Kommentar: Wollitz' Medien-Boykott wirft Fragen auf
Gegen Rot-Weiss Essen legte Energie Cottbus am Sonntag eine irre Aufholjagd hin und gewann nach 1:3 noch 5:3. Doch im Nachgang stand einmal mehr Trainer Claus-Dieter Wollitz im Fokus – dieses Mal nicht wegen seiner Worte, sondern wegen seines Schweigens. Der 60-Jährige boykottierte die Medien. Ein Vorgang, der Fragen aufwirft. Ein Kommentar.
Boykott wirkt überzogen
Es ist durchaus nachvollziehbar, dass Wollitz vor dem so wichtigen Duell den vollen Fokus auf das Sportliche legen wollte. Insofern war es zumindest teilweise verständlich, dass er im Vorfeld des Spiels kein Interview bei "MagentaSport" geben wollte. Dass er jedoch auch nach der Partie trotz der spektakulären Aufholjagd nicht sprach, wirkt überzogen. Zumal der Auslöser seines Boykotts eine vergleichsweise alltägliche Nachfrage war: Nach der Niederlage in Osnabrück war er gefragt worden, ob sein Team nun eine Reaktion zeigen müsse. Eine im Fußball absolut übliche Formulierung – nichts, was einen derart drastischen Schritt rechtfertigt.

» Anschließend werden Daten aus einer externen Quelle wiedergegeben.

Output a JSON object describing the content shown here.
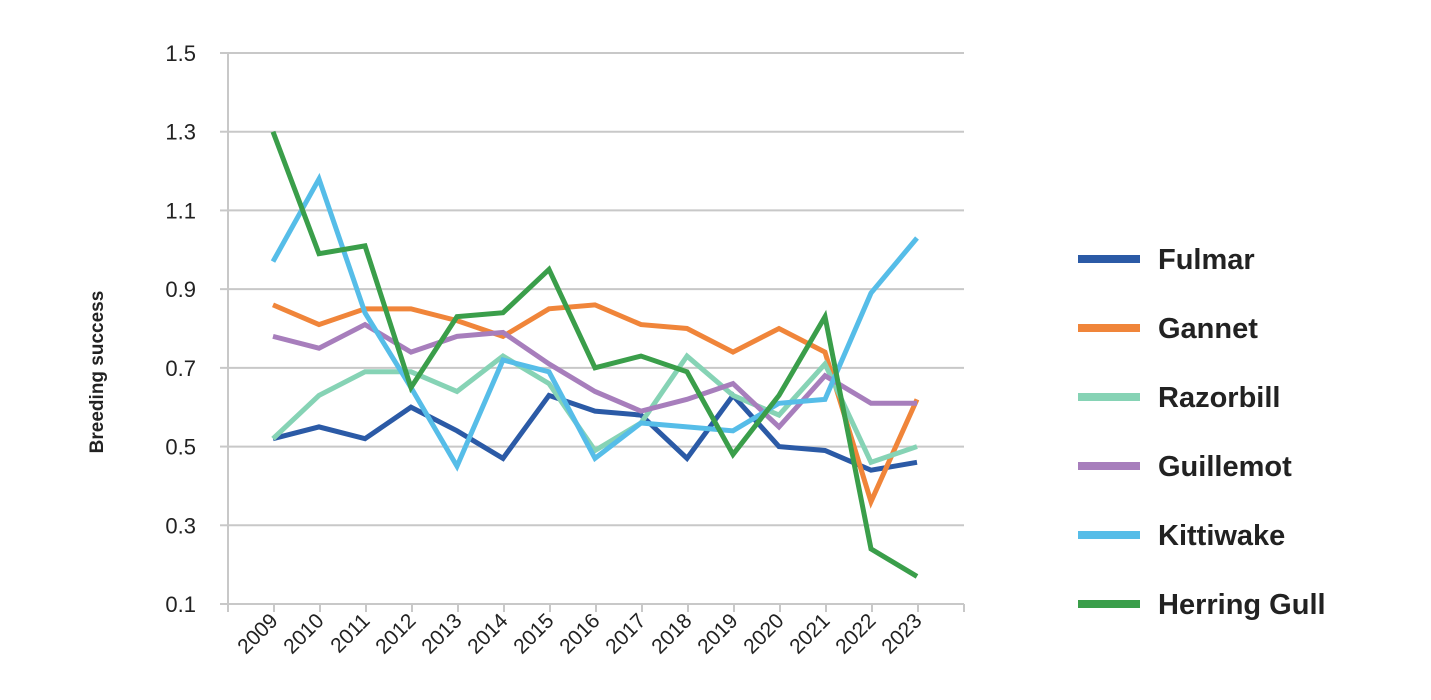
{
  "chart_data": {
    "type": "line",
    "title": "",
    "xlabel": "",
    "ylabel": "Breeding success",
    "ylim": [
      0.1,
      1.5
    ],
    "yticks": [
      "0.1",
      "0.3",
      "0.5",
      "0.7",
      "0.9",
      "1.1",
      "1.3",
      "1.5"
    ],
    "grid": "horizontal",
    "legend_position": "right",
    "categories": [
      "2009",
      "2010",
      "2011",
      "2012",
      "2013",
      "2014",
      "2015",
      "2016",
      "2017",
      "2018",
      "2019",
      "2020",
      "2021",
      "2022",
      "2023"
    ],
    "series": [
      {
        "name": "Fulmar",
        "color": "#2b5aa6",
        "values": [
          0.52,
          0.55,
          0.52,
          0.6,
          0.54,
          0.47,
          0.63,
          0.59,
          0.58,
          0.47,
          0.63,
          0.5,
          0.49,
          0.44,
          0.46
        ]
      },
      {
        "name": "Gannet",
        "color": "#f0853a",
        "values": [
          0.86,
          0.81,
          0.85,
          0.85,
          0.82,
          0.78,
          0.85,
          0.86,
          0.81,
          0.8,
          0.74,
          0.8,
          0.74,
          0.36,
          0.62
        ]
      },
      {
        "name": "Razorbill",
        "color": "#86d3b5",
        "values": [
          0.52,
          0.63,
          0.69,
          0.69,
          0.64,
          0.73,
          0.66,
          0.49,
          0.56,
          0.73,
          0.63,
          0.58,
          0.71,
          0.46,
          0.5
        ]
      },
      {
        "name": "Guillemot",
        "color": "#a77ebc",
        "values": [
          0.78,
          0.75,
          0.81,
          0.74,
          0.78,
          0.79,
          0.71,
          0.64,
          0.59,
          0.62,
          0.66,
          0.55,
          0.68,
          0.61,
          0.61
        ]
      },
      {
        "name": "Kittiwake",
        "color": "#56bde8",
        "values": [
          0.97,
          1.18,
          0.84,
          0.65,
          0.45,
          0.72,
          0.69,
          0.47,
          0.56,
          0.55,
          0.54,
          0.61,
          0.62,
          0.89,
          1.03
        ]
      },
      {
        "name": "Herring Gull",
        "color": "#3a9e4a",
        "values": [
          1.3,
          0.99,
          1.01,
          0.65,
          0.83,
          0.84,
          0.95,
          0.7,
          0.73,
          0.69,
          0.48,
          0.63,
          0.83,
          0.24,
          0.17
        ]
      }
    ]
  }
}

Umso erstaunlicher ist die Vehemenz, mit der Wollitz darauf reagierte. Ausgerechnet er, der sonst selten ein Blatt vor den Mund nimmt, fühlt sich von einer solchen Frage "lächerlich gemacht", wie er am Freitag bei seinem großen und teilweise befremdlichen Rundumschlag betont hatte. Das passt nicht zusammen. Und selbst wenn der Boykott gegenüber "MagentaSport" aus seiner Sicht begründet gewesen sein sollte, bleibt die Frage, warum er auch bei der Pressekonferenz nach dem Spiel auffällig wortkarg blieb, eine echte Analyse nahezu verweigerte und Nachfragen einsilbig abbügelte. Weil er sich von der Presse falsch verstanden fühlt, wie er etwa Mitte März durchblicken ließ?
Verpasst, Führungsstärke zu demonstrieren
Gerade in solchen Momenten zeigt sich Führungsstärke. Ein Trainer steht im Profifußball immer auch für den Verein – auf und neben dem Platz. Medienarbeit gehört dazu, vor allem nach emotionalen Spielen oder kontroversen Situationen. Wer sich dann entzieht, wirkt schnell weniger souverän, als er vielleicht sein möchte. Statt die eigene Sicht einzuordnen, überlässt er die Deutung anderen. Dabei wäre genau jetzt die Gelegenheit gewesen, den Fokus auf das Sportliche zu lenken. Denn die Leistung der Mannschaft war bemerkenswert. Doch statt über Moral, Comeback-Qualitäten und Offensivwucht zu sprechen, ging es vor allem um das Verhalten des Trainers. Ein klassischer Fall von selbstverschobener Wahrnehmung.
Wie es geht, zeigte Uwe Koschinat. Trotz der bitteren Niederlage blieb der Essener Coach ruhig, analysierte sachlich und würdigte sowohl Gegner als auch Fans. Ein Auftritt, der zeigt, dass Professionalität und Emotionalität sich nicht ausschließen müssen. Am Ende bleibt der Eindruck, dass Claus-Dieter Wollitz den Moment verpasst hat, Führungsstärke zu demonstrieren. Statt die Bühne nach einer außergewöhnlichen Aufholjagd zu nutzen, entzog er sich ihr. So rückte nicht der 5:3-Sieg in den Mittelpunkt, sondern sein Verhalten daneben. Den Fokus von der Mannschaft auf sich zu lenken, ist ihm gelungen. Der sportliche Erfolg mag ihm Recht geben – für das öffentliche Erscheinungsbild von Energie Cottbus war es dennoch ein Bärendienst.